Using R, build a regression model for data that interests you. Conduct residual analysis. Was the linear model appropriate? Why or why not?
I used a dataset from Korea Welfare Panel Study, which contains information of people’s debt from bank. My assumption is The later the birth year is, the more amount of loan drawn from bank
.
The variables I am going to use is the birth year and the amount of money they borrowed.
According to the index, the variables we need to use are:
9999: NA
9999999: NA
library(foreign)
data <- read.spss("data_spss_Koweps2014.sav", to.data.frame = T)
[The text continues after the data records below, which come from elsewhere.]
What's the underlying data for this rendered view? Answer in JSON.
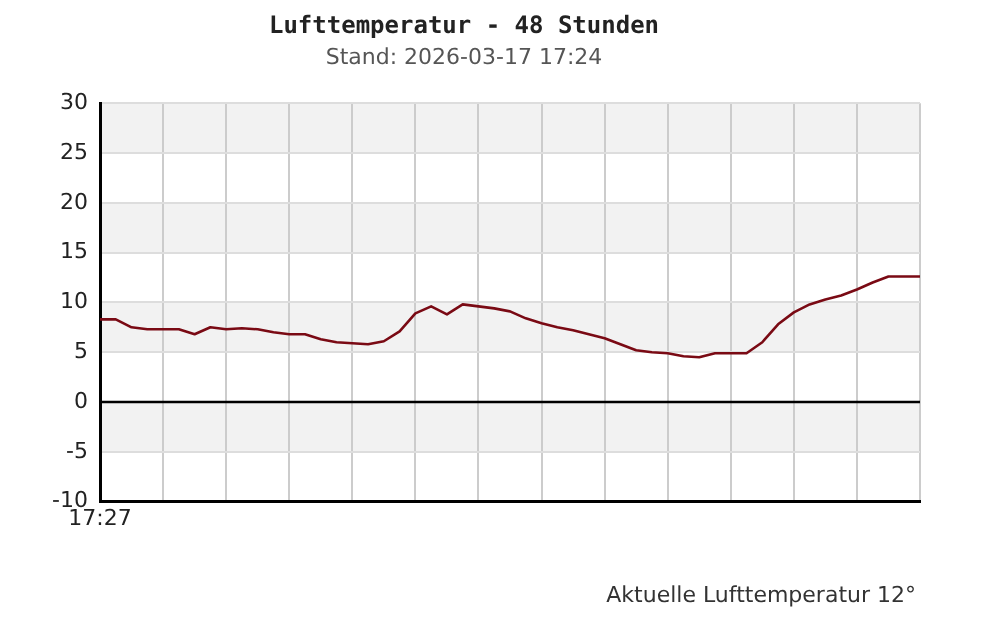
{
  "chart_data": {
    "type": "line",
    "title": "Lufttemperatur - 48 Stunden",
    "subtitle": "Stand: 2026-03-17 17:24",
    "categories": [
      "17:27",
      null,
      null,
      null,
      null,
      null,
      null,
      null,
      null,
      null,
      null,
      null,
      null,
      null,
      null,
      null,
      null,
      null,
      null,
      null,
      null,
      null,
      null,
      null,
      null,
      null,
      null,
      null,
      null,
      null,
      null,
      null,
      null,
      null,
      null,
      null,
      null,
      null,
      null,
      null,
      null,
      null,
      null,
      null,
      null,
      null,
      null,
      null,
      null,
      null,
      null,
      null,
      null
    ],
    "series": [
      {
        "color": "#7a0a14",
        "values": [
          8.3,
          8.3,
          7.5,
          7.3,
          7.3,
          7.3,
          6.8,
          7.5,
          7.3,
          7.4,
          7.3,
          7.0,
          6.8,
          6.8,
          6.3,
          6.0,
          5.9,
          5.8,
          6.1,
          7.1,
          8.9,
          9.6,
          8.8,
          9.8,
          9.6,
          9.4,
          9.1,
          8.4,
          7.9,
          7.5,
          7.2,
          6.8,
          6.4,
          5.8,
          5.2,
          5.0,
          4.9,
          4.6,
          4.5,
          4.9,
          4.9,
          4.9,
          6.0,
          7.8,
          9.0,
          9.8,
          10.3,
          10.7,
          11.3,
          12.0,
          12.6,
          12.6,
          12.6
        ]
      }
    ],
    "ylim": [
      -10,
      30
    ],
    "yticks": [
      -10,
      -5,
      0,
      5,
      10,
      15,
      20,
      25,
      30
    ],
    "grid": true,
    "marker": "none",
    "line_style": "solid",
    "bands": [
      {
        "axis": "y",
        "from": 25,
        "to": 30,
        "color": "#f2f2f2"
      },
      {
        "axis": "y",
        "from": 15,
        "to": 20,
        "color": "#f2f2f2"
      },
      {
        "axis": "y",
        "from": 5,
        "to": 10,
        "color": "#f2f2f2"
      },
      {
        "axis": "y",
        "from": -5,
        "to": 0,
        "color": "#f2f2f2"
      }
    ],
    "ref_lines": [
      {
        "axis": "y",
        "value": 0,
        "color": "#000000"
      }
    ],
    "annotations": [
      "Aktuelle Lufttemperatur 12°"
    ]
  }
}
## Warning in read.spss("data_spss_Koweps2014.sav", to.data.frame = T):
## data_spss_Koweps2014.sav: Compression bias (0) is not the usual value of
## 100
#str(data)
#summary(data)
data[data$birthyear == 9999,] <- NA
data[data$loan == 9999999,] <- NA
# name required variables
data$loan <- data$h0909_aq1
data$birthyear <- data$h0901_5
#summary
summary(data$loan)
## Min. 1st Qu. Median Mean 3rd Qu. Max.
## 0 0 0 4264 500 9999999
summary(data$birthyear)
## Min. 1st Qu. Median Mean 3rd Qu. Max.
## 1918 1940 1952 1953 1966 2002
#check NA
table(is.na(data$loan))
##
## FALSE
## 7048
table(is.na(data$birthyear))
##
## FALSE
## 7048
#check type
class(data$loan)
## [1] "numeric"
class(data$birthyear)
## [1] "numeric"
plot(data$birthyear, data$loan)
Since we focus on the people who actually took loans, we will filter those who did not.
library(dplyr)
##
## Attaching package: 'dplyr'
## The following objects are masked from 'package:stats':
##
## filter, lag
## The following objects are masked from 'package:base':
##
## intersect, setdiff, setequal, union
loan.df <- data %>% filter(loan>0)
plot(loan.df$birthyear, loan.df$loan)
lm <- lm(data = loan.df, loan~birthyear)
summary(lm)
##
## Call:
## lm(formula = loan ~ birthyear, data = loan.df)
##
## Residuals:
## Min 1Q Median 3Q Max
## -20554 -14439 -11765 -8157 9984625
##
## Coefficients:
## Estimate Std. Error t value Pr(>|t|)
## (Intercept) 341111.8 1051758.3 0.324 0.746
## birthyear -166.2 536.4 -0.310 0.757
##
## Residual standard error: 318500 on 1968 degrees of freedom
## Multiple R-squared: 4.877e-05, Adjusted R-squared: -0.0004593
## F-statistic: 0.09599 on 1 and 1968 DF, p-value: 0.7567
(
\[\begin{aligned}
\widehat{Loan} &= -81830 + 44.34 \times birthyear \end{aligned}\]
)
library(ggplot2)
ggplot(loan.df, aes(birthyear, loan)) +
ylim(1,1000) +
geom_point(size = 3) +
geom_smooth(method = lm,
se = F)
Thus this linear model is not suitable and we can’t draw the abline for the graph either.
plot(lm)
The standard Error for birthyear of 44.34 is 3.451 (t-value) smaller than the coefficient 12.85. The p-value is 0.0005 which is small, but the probability that the intercept is irrelevant to model is 0.0011. The \(R^2\) is 0.006, meaning that withbirth year, only 0.602% of the variability in loan is explained by the birth year. Furethre more, the residuals show that a liniear model is inappropriate model.